Other policy statements regarding structural reforms:
Trade liberalisation: In recent budgets, India has been reducing its tariffs, which boosts competitiveness in the economy. The present government is committed to bringing tariffs in line with the ASEAN countries, and a further reduction in the maximum import tariff (20 per cent) will be welcomed.
Privatisation: The Congress-led coalition has scaled back the more aggressive privatisation plans of the previous government. Instead of strategic sales, the present government is likely to focus on selling unprofitable state-owned enterprises and residual stakes in partially-privatised companies.
Fitch expects a much more modest divestment target from this government (in the 2004-05 budget the present government trimmed the target to Rs 400 crore (Rs 40 billion), which was much lower than the Rs 16,000 crore (Rs 160 billion) the previous government had targeted in the interim budget for 2004-05).
An announcement regarding dilution of government stake in public sector banks will be viewed positively, although implementation of this measure could face opposition from the left-wing parties.
Foreign direct investment: FDI in India remains very low at 1 per cent of GDP and the restrictive FDI regime impedes growth. As such, a broad policy framework on FDI and liberalisation of FDI in key sectors is essential. However, resistance from Congress's coalition partners could inhibit any significant moves. As such, Fitch expects the government to continue with its piecemeal approach to increasing FDI caps in certain sectors.
For example, the government increased the cap on FDI in telecommunications to 74 per cent from 49 per cent previously, though so far it has been unable to increase the cap on FDI in the insurance sector (as announced in the 2004-05 Budget) owing to stiff opposition from the Left parties.

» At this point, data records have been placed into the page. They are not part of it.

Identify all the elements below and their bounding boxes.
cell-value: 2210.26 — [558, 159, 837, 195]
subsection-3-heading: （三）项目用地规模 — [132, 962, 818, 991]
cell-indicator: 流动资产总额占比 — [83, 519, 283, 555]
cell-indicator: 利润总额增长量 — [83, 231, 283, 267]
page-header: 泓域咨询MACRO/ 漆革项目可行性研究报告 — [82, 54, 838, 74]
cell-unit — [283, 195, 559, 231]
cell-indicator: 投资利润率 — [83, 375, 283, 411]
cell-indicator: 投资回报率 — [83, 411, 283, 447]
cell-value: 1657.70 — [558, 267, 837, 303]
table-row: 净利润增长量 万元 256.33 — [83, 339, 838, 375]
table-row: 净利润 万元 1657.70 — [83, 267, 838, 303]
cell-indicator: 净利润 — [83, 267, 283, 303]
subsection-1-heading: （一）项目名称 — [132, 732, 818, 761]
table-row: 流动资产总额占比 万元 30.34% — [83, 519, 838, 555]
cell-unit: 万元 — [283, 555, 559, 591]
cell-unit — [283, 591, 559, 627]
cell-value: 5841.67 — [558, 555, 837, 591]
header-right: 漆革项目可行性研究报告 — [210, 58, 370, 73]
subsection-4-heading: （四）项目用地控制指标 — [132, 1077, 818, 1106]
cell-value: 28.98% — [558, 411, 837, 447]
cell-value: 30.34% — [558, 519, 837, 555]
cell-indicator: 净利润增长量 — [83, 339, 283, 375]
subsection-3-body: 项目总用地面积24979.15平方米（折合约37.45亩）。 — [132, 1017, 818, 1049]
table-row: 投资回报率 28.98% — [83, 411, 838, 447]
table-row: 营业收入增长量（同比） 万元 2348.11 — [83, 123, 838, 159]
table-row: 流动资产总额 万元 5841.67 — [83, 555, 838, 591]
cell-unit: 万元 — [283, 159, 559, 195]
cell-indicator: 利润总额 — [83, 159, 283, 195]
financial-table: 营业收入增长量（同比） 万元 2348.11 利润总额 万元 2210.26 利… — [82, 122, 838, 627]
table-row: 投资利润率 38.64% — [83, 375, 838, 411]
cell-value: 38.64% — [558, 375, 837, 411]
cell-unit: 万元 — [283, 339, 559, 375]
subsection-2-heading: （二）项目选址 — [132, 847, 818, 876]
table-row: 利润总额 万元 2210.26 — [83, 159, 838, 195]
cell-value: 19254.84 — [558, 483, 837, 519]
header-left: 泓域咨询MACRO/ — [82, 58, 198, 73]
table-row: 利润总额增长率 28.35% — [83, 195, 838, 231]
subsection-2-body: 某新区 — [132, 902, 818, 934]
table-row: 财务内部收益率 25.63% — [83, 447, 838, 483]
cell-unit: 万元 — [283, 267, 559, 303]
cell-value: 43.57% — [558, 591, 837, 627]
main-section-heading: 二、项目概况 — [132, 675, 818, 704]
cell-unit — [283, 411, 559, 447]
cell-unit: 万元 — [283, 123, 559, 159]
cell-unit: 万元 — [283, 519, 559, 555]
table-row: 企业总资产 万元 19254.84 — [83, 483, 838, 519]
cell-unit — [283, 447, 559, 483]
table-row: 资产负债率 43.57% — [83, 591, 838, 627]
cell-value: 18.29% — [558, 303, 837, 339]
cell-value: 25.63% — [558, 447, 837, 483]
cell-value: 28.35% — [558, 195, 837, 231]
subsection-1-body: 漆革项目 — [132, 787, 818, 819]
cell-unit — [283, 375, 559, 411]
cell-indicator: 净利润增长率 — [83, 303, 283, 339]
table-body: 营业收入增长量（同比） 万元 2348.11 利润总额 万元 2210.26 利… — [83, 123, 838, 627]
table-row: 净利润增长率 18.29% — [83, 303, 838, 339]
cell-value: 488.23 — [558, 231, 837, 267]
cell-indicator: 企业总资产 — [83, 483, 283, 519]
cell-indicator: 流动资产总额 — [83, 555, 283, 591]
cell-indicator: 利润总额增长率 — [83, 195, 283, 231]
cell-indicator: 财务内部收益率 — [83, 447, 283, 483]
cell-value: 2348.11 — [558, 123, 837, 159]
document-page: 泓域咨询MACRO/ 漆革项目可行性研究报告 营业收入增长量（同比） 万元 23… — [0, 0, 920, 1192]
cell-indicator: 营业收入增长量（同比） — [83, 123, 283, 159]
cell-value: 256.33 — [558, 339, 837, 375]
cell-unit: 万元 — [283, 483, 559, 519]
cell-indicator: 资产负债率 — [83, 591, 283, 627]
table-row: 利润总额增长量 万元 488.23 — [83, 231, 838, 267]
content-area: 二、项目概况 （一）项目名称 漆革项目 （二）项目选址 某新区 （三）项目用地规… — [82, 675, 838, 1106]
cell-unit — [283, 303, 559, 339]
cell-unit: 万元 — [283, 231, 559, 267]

Interest rates on small savings schemes: The National Democratic Alliance government was gradually reducing interest rates offered on small saving schemes, which is essential for improving the health of public finances. Moreover, as the interest rate on small savings acts as a floor to bank deposit rates, the artificially high rates on this scheme reduces the effectiveness of monetary policy. Unfortunately, the new government halted the decline in these interest rates and in view of its proclivity to boost rural incomes, it is unlikely that it will move aggressively to cut rates. On the contrary, the government recently increased the interest rate paid out on the Employees Provident Fund, India's largest pension fund. This step was widely portrayed as a move to appease the Left parties in return for their support in raising the cap on FDI in the telecom sector.